Jedoch: Das heurige Fertigstellungsvolumen von rund 19.000 Wohnungen, von dem zwischen 60 und 70 Prozent Mietwohnungen sein werden, hatte aber mitunter dazu geführt, dass die Mieten mit einem plus von 1,5 Prozent nur moderat ansteigen, während die Kaufpreise - je nach Lage - zwischen 3,75 und 4,25 Prozent ansteigen werden.

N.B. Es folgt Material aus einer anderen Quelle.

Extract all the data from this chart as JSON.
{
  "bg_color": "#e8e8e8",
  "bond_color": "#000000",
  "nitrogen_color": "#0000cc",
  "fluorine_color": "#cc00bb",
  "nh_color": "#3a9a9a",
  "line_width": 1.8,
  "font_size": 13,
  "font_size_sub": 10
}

Die hohen Fertigstellungsvolumina von im Vorjahr rund 15.000 und heuer rund 20.000 Wohneinheiten ergeben sich durch das sprunghafte Bevölkerungswachstum zwischen 2015 und 2017, wo „außergewöhnlich viele“ Projekte gestartet und jetzt fertiggestellt werden würden. Mittlerweile zeige sich aber das Bevölkerungswachstum aber eher verhalten, weswegen der Nachfrageüberhang abgearbeitet werden konnte. Stärker hingegen ist die Nachfrage für Eigentumswohnungen geworden, weswegen der Preisanstieg nach wie vor deutlich über der Inflationsrate liege, so Sandra Bauernfeind, Chefin von EHL Wohnen. Zusätzlich habe sich auch die Definition von guten Lagen verschoben, was sich darin zeigt, dass der Preisabschlag zu traditionellen Wohnlagen immer kleiner wird.

Die Buwog selbst startet heuer in Wien ca. 1.800 Wohneinheiten, erklärt Daniel Riedl, Vorstand bei der Vonovia und zuständig für das Österreich-Geschäft der Buwog. Das sei fast das zehnfache des Fertigstellungsvolumens von 2019. Man weise nach wie vor einen umfangreichen Liegenschaftsbestand für Nachfolgeprojekte auf. Generell verlagere die Buwog ihre Strategie mehr vom Bau von Eigentumswohnungen in Richtung Entwicklung von Mietwohnungen, die im Bestand gehalten würden. Bei den heuer fertiggestellten 380 Wohnungen seien 100 Prozent Mietwohnungen, jene, die heuer gestartet werden, hätten einen Anteil von 45 Prozent.